Of course I know what it was—I knowintimatelywhat it was. But I can’t tell him that.
“Maybe you’re right,” he continues. “I shouldn’t be dumping on you. You hardly know me.”
“Maybe that’s what makes it easier to let it all out,” I offer, shaking myself from my thoughts.
He ponders this for a moment. “Maybe,” he says. “It’s just that everyone in this town knows everything about everyone else, and as you’ve noticed, loyalty runs deep. They don’t know why Sasha left, but they’d take her side over mine in a heartbeat, even with everything that happened.”

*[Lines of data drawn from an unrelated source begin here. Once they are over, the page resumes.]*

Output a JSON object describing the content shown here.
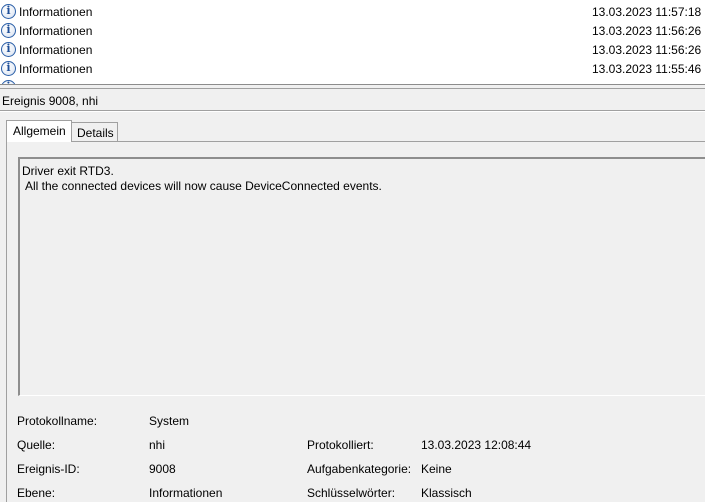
{
  "event_list": {
    "rows": [
      {
        "level": "Informationen",
        "date": "13.03.2023 11:57:18"
      },
      {
        "level": "Informationen",
        "date": "13.03.2023 11:56:26"
      },
      {
        "level": "Informationen",
        "date": "13.03.2023 11:56:26"
      },
      {
        "level": "Informationen",
        "date": "13.03.2023 11:55:46"
      }
    ],
    "icon": "information-icon"
  },
  "detail": {
    "title": "Ereignis 9008, nhi",
    "tabs": [
      {
        "label": "Allgemein",
        "selected": true
      },
      {
        "label": "Details",
        "selected": false
      }
    ],
    "description": {
      "line1": "Driver exit RTD3.",
      "line2": "All the connected devices will now cause DeviceConnected events."
    },
    "properties": {
      "log_name_label": "Protokollname:",
      "log_name_value": "System",
      "source_label": "Quelle:",
      "source_value": "nhi",
      "logged_label": "Protokolliert:",
      "logged_value": "13.03.2023 12:08:44",
      "event_id_label": "Ereignis-ID:",
      "event_id_value": "9008",
      "task_category_label": "Aufgabenkategorie:",
      "task_category_value": "Keine",
      "level_label": "Ebene:",
      "level_value": "Informationen",
      "keywords_label": "Schlüsselwörter:",
      "keywords_value": "Klassisch"
    }
  }
}
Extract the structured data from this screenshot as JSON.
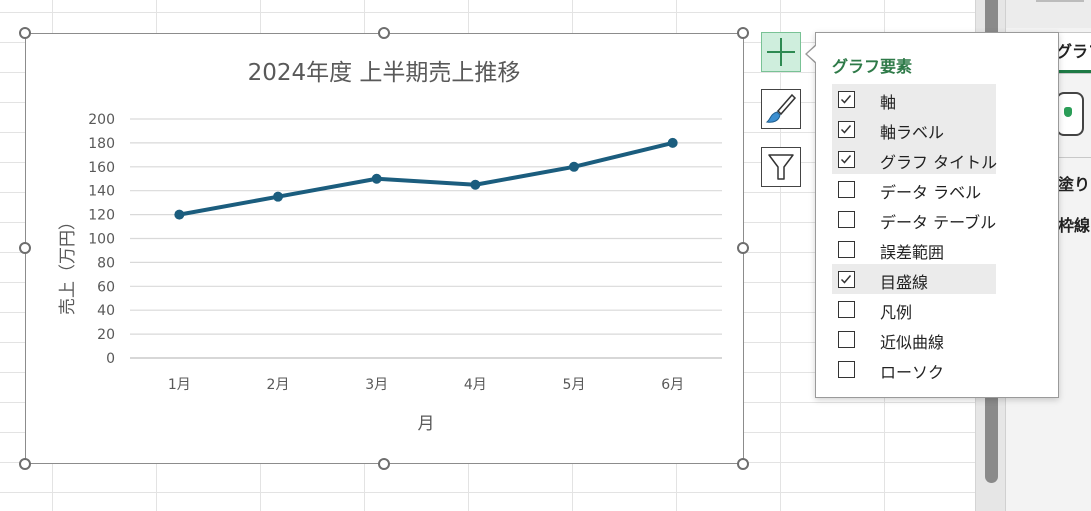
{
  "chart_data": {
    "type": "line",
    "title": "2024年度 上半期売上推移",
    "xlabel": "月",
    "ylabel": "売上（万円）",
    "categories": [
      "1月",
      "2月",
      "3月",
      "4月",
      "5月",
      "6月"
    ],
    "series": [
      {
        "values": [
          120,
          135,
          150,
          145,
          160,
          180
        ]
      }
    ],
    "ylim": [
      0,
      200
    ],
    "yticks": [
      0,
      20,
      40,
      60,
      80,
      100,
      120,
      140,
      160,
      180,
      200
    ],
    "grid": true,
    "legend": "none",
    "line_color": "#1b5d7e"
  },
  "chart_buttons": {
    "elements_icon": "plus-icon",
    "styles_icon": "brush-icon",
    "filter_icon": "funnel-icon"
  },
  "flyout": {
    "title": "グラフ要素",
    "items": [
      {
        "label": "軸",
        "checked": true
      },
      {
        "label": "軸ラベル",
        "checked": true
      },
      {
        "label": "グラフ タイトル",
        "checked": true
      },
      {
        "label": "データ ラベル",
        "checked": false
      },
      {
        "label": "データ テーブル",
        "checked": false
      },
      {
        "label": "誤差範囲",
        "checked": false
      },
      {
        "label": "目盛線",
        "checked": true
      },
      {
        "label": "凡例",
        "checked": false
      },
      {
        "label": "近似曲線",
        "checked": false
      },
      {
        "label": "ローソク",
        "checked": false
      }
    ]
  },
  "side_pane": {
    "tab_label": "グラフ",
    "fill_label": "塗り",
    "border_label": "枠線"
  },
  "colors": {
    "accent": "#2e7a48",
    "plus_bg": "#cfeedd"
  }
}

“I don’t know about that.”
He laughs, but it doesn’t reach his eyes. “Sasha went to the same school everyone else did. She was on the same soccer team. She hung out with the same friends and knew everyone’s parents. This town watched her grow up, and they grew up alongside her. But me? I’ve been here a whole two and a half years. They know me as Sasha’s boyfriend, or as Lottie’s dad. But as Ashton?” He laughs again, this time looking up at the ceiling, at the ornate architecture that serves as our sky. “I don’t have a real friend in this town. Not one person. If it came down to a choice between me and Sasha, no matter what she did, she’d win.”
“But her parents—”
“You didn’t see it.” He takes a deep breath, looking down as if remembering his daughter in his lap. “When we showed up in Lahoma, everyone was so delighted to see her again. They looked past her half-starved body and dull skin from months of living in my car. All they saw was her pregnant belly and the fact that their prodigal daughter had returned.”
Lottie squirms, and he releases his hold on her, letting her wobble to standing before taking off to run circles in the center of the room. “I saw the side glances that came my way next,” he continues, his eyes never leaving his daughter. “No one said it, but I know what they were thinking. It was my fault she’d left. My fault she looked the way she did. And now she was back, unmarried and pregnant, and I was to blame. If this town found out what she did, it’s not her they would hold liable. It would be me.”
“I don’t know,” I say. “She stole from her family, enough to make it hurt. It’s her fault you all had to scramble and sell the store. Of anyone, they should picket against her instead of blocking me out of this store or blaming my employer for snatching it up. I mean, did any of you even search for her? Send the police after her? Do anything to make her pay for how she royally fucked all of you?”
Ashton closes his eyes, and I know the answer.
“God, Ashton. Even if Sasha was suffering, it doesn’t excuse the fact that she stole that much money.”
“People do crazy things when they’re depressed.”
I say nothing. Because, more than he knows, I understand. Yet, even knowing that kind of pain, I want to disagree. When it happened to me, I didn’t steal from my family or abandon everyone I knew.
But the past has its own way of rotting through a person, and who am I to pretend otherwise?
“I suppose,” I finally say, my tone unconvinced as I leave the rest to fester like an old wound.